In 2011 the Journal of Nuclear Physics announced such a breakthrough. It was reported in the national press in Italy, on CNN and the BBC. A Journal of this quality reporting such findings! Peer reviewed, high quality articles etc etc….

But as I was saying earlier, we should look beyond the gloss and at the substance, and it turns out that this wonderful journal is in fact produced and edited by the very scientist/entrepreneur that has made the breakthrough that he is telling us about.

It is not really a rigorous scientific journal, it is really a personal blog, and as such contents are possibly a little bit liable to bias (maybe).

Last week saw wide reporting of an experiment conducted by journalist John Bohannon and published through Science, an online and paper and much more reliable source of information.

To cut the story short Bohannon wrote a paper about a kind of miracle drug for cancer treatment. The paper contained many of the same errors that you or I might include, as non scientists. It came from a false research center too. Then it was submitted to just over 300 online journals. Fake results, flawed experiments, fundamental errors of high school biology, all included.

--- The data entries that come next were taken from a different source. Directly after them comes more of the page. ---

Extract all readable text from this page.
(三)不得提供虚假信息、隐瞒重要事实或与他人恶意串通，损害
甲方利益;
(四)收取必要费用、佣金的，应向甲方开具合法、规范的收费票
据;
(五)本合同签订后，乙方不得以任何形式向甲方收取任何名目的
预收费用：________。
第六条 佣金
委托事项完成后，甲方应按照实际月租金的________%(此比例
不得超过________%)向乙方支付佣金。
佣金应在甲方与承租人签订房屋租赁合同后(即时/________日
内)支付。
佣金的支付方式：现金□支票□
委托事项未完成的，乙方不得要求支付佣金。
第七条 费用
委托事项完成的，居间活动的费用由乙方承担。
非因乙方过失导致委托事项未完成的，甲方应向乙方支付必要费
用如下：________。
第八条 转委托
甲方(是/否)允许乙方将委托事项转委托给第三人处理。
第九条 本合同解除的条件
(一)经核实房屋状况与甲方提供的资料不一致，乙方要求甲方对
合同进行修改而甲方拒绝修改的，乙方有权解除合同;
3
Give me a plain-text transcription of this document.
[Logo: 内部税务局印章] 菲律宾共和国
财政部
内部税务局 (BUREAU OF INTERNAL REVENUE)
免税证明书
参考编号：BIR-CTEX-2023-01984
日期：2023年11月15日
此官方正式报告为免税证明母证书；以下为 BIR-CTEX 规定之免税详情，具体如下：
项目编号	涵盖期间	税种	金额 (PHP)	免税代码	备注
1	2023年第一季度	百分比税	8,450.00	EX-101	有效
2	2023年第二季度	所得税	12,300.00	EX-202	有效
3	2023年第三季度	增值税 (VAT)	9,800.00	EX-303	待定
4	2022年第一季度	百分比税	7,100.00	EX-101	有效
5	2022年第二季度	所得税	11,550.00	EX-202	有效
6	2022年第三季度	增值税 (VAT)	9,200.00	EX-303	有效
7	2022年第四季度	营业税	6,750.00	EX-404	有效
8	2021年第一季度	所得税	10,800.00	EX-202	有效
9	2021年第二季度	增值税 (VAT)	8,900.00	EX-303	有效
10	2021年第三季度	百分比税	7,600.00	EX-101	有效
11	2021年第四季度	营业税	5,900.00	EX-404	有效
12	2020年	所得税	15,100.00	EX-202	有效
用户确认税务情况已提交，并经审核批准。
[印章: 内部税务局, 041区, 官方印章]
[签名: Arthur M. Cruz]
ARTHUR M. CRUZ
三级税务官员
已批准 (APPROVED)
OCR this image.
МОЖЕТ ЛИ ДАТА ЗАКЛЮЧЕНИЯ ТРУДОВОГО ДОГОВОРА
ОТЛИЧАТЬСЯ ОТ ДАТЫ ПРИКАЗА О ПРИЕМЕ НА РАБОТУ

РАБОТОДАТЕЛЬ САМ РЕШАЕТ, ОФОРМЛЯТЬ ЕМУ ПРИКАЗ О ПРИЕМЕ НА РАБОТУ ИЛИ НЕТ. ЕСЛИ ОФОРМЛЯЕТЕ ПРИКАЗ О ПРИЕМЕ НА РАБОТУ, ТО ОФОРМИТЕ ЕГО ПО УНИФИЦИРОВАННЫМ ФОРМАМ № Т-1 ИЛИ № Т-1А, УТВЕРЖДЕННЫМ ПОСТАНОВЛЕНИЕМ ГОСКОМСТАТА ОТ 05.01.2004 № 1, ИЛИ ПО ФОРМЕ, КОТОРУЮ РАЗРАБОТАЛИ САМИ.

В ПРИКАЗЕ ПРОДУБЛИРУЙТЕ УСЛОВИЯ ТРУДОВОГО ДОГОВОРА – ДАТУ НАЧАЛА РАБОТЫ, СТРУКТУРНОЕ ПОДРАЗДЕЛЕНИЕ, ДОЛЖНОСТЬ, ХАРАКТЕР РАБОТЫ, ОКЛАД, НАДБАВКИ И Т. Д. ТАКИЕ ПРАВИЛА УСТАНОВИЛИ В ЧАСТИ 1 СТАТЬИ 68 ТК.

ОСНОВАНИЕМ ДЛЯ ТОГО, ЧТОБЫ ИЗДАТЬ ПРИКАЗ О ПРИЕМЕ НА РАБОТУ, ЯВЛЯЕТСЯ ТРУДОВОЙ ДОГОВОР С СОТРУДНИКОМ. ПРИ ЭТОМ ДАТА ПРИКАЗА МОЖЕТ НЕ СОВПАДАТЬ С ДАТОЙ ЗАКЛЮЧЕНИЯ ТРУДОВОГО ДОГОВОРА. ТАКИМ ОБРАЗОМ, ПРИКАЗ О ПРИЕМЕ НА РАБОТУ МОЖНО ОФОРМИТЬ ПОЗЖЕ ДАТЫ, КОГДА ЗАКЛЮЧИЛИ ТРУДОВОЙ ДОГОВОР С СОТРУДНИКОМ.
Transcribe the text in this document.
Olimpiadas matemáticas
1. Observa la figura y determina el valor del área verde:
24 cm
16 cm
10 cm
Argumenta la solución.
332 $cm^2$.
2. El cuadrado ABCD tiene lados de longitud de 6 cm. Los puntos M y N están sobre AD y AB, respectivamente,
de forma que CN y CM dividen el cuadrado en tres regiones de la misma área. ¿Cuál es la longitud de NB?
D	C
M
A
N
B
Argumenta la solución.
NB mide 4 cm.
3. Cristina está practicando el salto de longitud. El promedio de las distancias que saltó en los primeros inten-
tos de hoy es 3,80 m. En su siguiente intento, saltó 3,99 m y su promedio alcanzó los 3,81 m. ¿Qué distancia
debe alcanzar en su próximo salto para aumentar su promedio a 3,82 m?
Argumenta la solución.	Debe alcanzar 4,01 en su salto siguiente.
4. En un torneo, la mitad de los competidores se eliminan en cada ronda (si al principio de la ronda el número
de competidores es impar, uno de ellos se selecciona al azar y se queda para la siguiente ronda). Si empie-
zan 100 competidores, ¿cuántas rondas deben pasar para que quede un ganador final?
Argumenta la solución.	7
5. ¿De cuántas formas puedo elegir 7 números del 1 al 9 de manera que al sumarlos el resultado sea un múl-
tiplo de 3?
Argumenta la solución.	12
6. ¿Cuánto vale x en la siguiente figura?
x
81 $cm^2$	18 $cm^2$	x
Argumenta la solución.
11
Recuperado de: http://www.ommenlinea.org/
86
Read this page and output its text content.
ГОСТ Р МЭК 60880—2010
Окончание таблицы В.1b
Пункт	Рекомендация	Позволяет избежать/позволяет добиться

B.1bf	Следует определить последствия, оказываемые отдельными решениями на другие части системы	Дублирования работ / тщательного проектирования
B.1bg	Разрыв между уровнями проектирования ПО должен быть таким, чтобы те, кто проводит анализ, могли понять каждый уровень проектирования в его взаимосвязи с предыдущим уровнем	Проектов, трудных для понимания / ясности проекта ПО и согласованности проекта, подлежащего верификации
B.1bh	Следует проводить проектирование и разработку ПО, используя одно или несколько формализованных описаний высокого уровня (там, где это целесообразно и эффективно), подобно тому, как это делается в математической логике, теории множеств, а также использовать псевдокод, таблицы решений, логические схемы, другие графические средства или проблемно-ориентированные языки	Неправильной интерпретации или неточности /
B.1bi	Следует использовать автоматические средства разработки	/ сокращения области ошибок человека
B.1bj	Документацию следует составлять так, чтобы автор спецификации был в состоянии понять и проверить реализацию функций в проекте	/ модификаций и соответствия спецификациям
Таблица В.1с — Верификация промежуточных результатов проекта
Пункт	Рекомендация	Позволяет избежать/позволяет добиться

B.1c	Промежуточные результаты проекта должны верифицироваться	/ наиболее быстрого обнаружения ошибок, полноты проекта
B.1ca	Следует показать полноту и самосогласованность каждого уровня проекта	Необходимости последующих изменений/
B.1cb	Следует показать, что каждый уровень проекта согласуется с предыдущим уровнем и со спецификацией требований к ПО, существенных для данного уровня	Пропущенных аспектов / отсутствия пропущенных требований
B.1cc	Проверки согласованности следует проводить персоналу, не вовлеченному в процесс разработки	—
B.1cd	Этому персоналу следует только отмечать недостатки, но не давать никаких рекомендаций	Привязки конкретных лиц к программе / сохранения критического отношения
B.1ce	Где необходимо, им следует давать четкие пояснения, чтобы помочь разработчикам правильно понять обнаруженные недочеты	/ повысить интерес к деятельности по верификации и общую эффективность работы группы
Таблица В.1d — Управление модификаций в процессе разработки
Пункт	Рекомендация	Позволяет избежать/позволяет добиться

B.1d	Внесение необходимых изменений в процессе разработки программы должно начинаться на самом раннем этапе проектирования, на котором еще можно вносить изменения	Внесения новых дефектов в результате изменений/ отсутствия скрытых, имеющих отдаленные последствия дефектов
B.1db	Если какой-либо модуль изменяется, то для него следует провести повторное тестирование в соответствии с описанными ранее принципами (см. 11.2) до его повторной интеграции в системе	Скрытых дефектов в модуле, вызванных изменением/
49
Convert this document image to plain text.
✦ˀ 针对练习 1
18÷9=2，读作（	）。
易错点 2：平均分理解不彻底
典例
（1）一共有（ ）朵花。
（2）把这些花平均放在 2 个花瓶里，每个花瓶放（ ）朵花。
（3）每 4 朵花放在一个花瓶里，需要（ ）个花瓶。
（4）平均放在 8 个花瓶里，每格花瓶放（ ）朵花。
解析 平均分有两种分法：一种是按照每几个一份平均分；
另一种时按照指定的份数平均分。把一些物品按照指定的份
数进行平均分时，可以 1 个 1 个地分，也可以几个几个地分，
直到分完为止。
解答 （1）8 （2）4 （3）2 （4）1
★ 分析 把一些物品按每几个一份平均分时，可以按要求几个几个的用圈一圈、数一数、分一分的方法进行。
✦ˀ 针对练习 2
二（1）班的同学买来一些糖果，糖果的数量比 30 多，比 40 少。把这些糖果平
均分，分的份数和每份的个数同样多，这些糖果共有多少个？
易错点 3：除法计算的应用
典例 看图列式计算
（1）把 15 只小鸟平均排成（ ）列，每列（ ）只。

Half of the journals published the article as it was. High quality peer reviewed online journals (supposedly) accepted the article, it passed their stringent review systems and made it to publication.

You can read a much more detailed account of the event here in the original Science article. Tales of China and payments for publication, love letters from editors etc, it is all here.

So the problem becomes noise. With all of this noise, information, reporting and news, how can we pick out the real important stuff? Everybody’s voice becomes equal, the fact that 99% of scientists believe in something no longer means anything. The 1% of scientists (I know it is a big word) who do not believe that humans are contributing to global climate change have the same weight of voice as the others, and here in the US you can see the results.

Free market, free thinking, free Internet, free publication, free speech. Free propaganda and free misreporting too, unfortunately.